Epithermal Beam Development at the BMRR: Dosimetric Evaluation

Abstract

The utilization of an epithermal-neutron beam for neutron capture therapy (NCT) is desirable because of the increased tissue penetration relative to a thermal-neutron beam. Over the past few years, modifications have been and continue to be made at the Brookhaven Medical Research Reactor (BMRR) to produce an optimal epithermal beam by changing filter components. An optimal incident epithermal beam should contain the minimum possible fast-neutron component and no thermal neutrons. Recently, a new moderator for the epithenmal beam was installed at the epithermal port of the BMRR. With the installation of this moderator, an optimal beam has been realized [1]. This new moderator is a combination of alumina (Al2O3) bricks and aluminum (Al) plates. A 0.51-mm thick cadmium (Cd) sheet has reduced the thermal-neutron intensity drastically. Furthermore, an 11.5-cm thick bismuth (Bi) plate installed at the port surface has reduced the gamma-dose component to negligible levels.

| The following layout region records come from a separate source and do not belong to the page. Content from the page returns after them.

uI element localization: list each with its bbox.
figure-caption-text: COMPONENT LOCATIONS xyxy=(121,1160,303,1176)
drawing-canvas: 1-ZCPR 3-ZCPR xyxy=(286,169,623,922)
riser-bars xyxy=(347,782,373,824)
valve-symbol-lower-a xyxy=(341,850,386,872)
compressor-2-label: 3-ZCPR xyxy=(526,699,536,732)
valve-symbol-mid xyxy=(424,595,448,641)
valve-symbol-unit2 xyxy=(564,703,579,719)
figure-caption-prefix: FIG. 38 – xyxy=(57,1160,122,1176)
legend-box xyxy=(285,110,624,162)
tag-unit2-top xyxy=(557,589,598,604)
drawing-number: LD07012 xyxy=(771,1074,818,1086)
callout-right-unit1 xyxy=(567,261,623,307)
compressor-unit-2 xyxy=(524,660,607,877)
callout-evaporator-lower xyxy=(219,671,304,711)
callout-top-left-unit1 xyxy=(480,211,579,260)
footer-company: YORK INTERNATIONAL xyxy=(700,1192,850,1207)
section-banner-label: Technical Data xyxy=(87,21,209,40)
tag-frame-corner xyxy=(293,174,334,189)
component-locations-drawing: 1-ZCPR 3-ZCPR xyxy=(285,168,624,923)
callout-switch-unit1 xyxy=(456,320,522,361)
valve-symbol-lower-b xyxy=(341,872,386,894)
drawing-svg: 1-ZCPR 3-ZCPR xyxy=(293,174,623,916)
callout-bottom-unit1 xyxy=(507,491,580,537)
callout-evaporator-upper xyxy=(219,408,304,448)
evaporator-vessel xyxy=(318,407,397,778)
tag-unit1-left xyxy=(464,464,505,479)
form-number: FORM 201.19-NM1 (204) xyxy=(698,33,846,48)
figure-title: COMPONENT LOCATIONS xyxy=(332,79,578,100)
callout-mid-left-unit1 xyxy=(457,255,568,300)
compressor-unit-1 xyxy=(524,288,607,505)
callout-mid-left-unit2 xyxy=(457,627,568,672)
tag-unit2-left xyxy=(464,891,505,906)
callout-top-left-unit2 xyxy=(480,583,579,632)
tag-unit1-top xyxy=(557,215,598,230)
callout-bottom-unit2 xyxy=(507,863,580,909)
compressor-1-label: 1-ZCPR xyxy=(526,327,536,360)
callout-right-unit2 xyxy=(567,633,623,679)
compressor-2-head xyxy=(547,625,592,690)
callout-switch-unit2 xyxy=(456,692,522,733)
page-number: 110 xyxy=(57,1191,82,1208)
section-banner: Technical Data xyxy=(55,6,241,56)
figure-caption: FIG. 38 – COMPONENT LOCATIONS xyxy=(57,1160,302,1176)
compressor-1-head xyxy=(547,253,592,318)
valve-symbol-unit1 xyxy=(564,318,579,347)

In order to compare various filter configurations for best optimization [2], the following parameters have been measured on the beam axis, directly in front of the epithermal port: 1) Thermal-neutron fluence rate free in air 2) Epithermal-neutron fluence rate free in air 3) Fast-neutron fluence rate free in air 4) Thermal-neutron fluence rate in a polyethylene cylindrical head phantom as a function of distance along the axis of the phantom 5) Fast-neutron dose rate in soft tissue, free in air, and 6) Gamma-dose rate in soft tissue, free in air.